- Born: 1743
- Died: 1818 (aged 74–75)
- Occupation: Playwright

= Joseph Atkinson (dramatist) =

Joseph Atkinson (1743–1818), was an Irish dramatist. He served in the army until he obtained a captain's commission.

==Works==
In 1785, Atkinson produced a comedy in Dublin, the Mutual Deception, which, in the following year, was altered by Colman, the serious scenes being omitted, and, under the title of Tit for Tat presented at the Haymarket. Atkinson professed himself indebted to an Italian original for the comic portion of his play, which was found closely to resemble the earlier comedies of The Double Deceit and Love's Metamorphosis, first performed in 1735 and 1776 respectively. In 1786, Atkinson produced in Dublin A Match for a Widow, or the Frolics of Fancy, an opera in three acts to music by Dibdin, founded upon a French comedy, which Mrs. Inchbald had previously converted into the English play of The Widow's Vow and of which Miss Sheridan had availed herself in writing her farce of the Ambiguous Lover.
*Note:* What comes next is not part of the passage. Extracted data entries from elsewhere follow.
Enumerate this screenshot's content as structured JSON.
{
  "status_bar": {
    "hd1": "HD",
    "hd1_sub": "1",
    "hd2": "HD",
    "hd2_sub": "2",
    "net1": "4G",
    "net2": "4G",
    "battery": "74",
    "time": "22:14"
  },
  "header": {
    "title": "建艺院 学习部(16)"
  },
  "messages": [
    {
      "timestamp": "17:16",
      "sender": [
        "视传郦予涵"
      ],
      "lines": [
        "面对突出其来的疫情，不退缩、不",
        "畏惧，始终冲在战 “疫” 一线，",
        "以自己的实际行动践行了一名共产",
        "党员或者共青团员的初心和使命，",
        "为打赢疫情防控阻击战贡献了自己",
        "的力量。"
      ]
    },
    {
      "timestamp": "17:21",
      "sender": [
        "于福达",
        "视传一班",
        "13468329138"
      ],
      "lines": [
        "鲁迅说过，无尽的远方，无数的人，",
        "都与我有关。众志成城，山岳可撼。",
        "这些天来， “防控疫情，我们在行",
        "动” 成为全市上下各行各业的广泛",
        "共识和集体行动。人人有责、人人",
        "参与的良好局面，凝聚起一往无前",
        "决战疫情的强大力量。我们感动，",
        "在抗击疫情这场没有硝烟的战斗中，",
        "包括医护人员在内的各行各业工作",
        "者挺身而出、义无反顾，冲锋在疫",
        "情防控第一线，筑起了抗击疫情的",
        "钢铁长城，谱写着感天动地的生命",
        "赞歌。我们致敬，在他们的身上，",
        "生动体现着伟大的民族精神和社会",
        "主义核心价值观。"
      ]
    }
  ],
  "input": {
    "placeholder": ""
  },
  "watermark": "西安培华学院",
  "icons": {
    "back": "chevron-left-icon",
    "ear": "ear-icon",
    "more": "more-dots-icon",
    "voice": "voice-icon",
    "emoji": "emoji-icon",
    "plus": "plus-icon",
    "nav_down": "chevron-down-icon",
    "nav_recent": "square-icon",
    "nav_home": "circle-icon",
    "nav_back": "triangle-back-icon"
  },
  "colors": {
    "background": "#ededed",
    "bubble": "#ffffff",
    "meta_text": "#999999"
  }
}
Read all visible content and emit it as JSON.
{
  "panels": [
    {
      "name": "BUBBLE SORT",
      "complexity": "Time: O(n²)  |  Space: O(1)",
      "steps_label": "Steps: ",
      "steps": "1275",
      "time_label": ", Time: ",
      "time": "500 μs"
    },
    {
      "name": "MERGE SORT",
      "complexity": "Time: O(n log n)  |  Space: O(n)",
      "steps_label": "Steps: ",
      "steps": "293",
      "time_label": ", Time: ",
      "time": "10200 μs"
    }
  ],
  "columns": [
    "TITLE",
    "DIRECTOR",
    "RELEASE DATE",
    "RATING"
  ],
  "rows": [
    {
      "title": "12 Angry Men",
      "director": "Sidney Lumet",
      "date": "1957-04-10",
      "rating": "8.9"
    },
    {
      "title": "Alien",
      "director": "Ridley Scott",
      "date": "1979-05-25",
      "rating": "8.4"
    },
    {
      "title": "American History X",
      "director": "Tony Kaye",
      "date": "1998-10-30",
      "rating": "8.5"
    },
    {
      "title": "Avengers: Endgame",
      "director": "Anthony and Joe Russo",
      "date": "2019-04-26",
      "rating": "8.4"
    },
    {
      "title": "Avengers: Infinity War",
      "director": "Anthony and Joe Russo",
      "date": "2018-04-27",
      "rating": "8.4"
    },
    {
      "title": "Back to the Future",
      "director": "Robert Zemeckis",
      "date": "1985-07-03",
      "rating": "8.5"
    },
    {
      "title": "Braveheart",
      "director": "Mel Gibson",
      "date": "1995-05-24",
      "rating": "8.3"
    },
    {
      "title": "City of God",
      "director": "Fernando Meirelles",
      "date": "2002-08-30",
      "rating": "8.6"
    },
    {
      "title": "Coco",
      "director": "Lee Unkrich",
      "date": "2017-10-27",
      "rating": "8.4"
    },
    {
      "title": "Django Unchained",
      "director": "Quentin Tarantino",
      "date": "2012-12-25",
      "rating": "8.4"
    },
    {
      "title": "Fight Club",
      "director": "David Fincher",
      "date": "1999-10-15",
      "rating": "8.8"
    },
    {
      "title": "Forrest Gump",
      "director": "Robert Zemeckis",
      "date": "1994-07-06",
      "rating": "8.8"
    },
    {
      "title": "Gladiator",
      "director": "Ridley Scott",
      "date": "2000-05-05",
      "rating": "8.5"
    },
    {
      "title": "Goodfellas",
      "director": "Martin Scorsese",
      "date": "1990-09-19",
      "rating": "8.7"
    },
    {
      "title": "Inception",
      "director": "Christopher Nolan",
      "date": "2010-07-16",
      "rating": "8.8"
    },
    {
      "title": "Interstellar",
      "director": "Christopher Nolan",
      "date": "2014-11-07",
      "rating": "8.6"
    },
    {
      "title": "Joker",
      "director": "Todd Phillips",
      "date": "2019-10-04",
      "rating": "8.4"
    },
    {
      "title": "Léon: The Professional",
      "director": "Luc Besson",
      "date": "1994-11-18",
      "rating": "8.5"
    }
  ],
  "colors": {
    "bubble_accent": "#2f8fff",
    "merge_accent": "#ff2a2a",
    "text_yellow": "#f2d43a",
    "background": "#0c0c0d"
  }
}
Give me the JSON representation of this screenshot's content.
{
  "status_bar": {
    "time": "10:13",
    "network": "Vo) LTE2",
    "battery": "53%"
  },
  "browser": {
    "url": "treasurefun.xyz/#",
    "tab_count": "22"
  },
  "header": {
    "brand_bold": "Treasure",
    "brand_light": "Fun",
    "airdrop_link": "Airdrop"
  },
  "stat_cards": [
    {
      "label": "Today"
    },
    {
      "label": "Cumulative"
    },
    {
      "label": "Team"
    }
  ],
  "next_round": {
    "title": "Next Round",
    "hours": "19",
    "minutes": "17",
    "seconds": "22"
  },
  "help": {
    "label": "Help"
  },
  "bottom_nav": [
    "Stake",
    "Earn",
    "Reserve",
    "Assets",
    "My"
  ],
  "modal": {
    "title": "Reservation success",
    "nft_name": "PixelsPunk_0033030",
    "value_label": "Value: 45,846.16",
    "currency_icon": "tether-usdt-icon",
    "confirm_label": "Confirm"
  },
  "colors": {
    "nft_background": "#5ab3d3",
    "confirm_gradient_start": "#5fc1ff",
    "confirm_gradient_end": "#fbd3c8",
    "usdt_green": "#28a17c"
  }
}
In 1800, Atkinson produced at the Cork Street Theatre a comic opera called Love in a Blaze, borrowed from a French play, which had done duty in an English form as Gallic Gratitude at Covent Garden in 1779. The music to Love in a Blaze was composed by John Andrew Stevenson, to whose assistance the production is said to have been indebted for the success it obtained.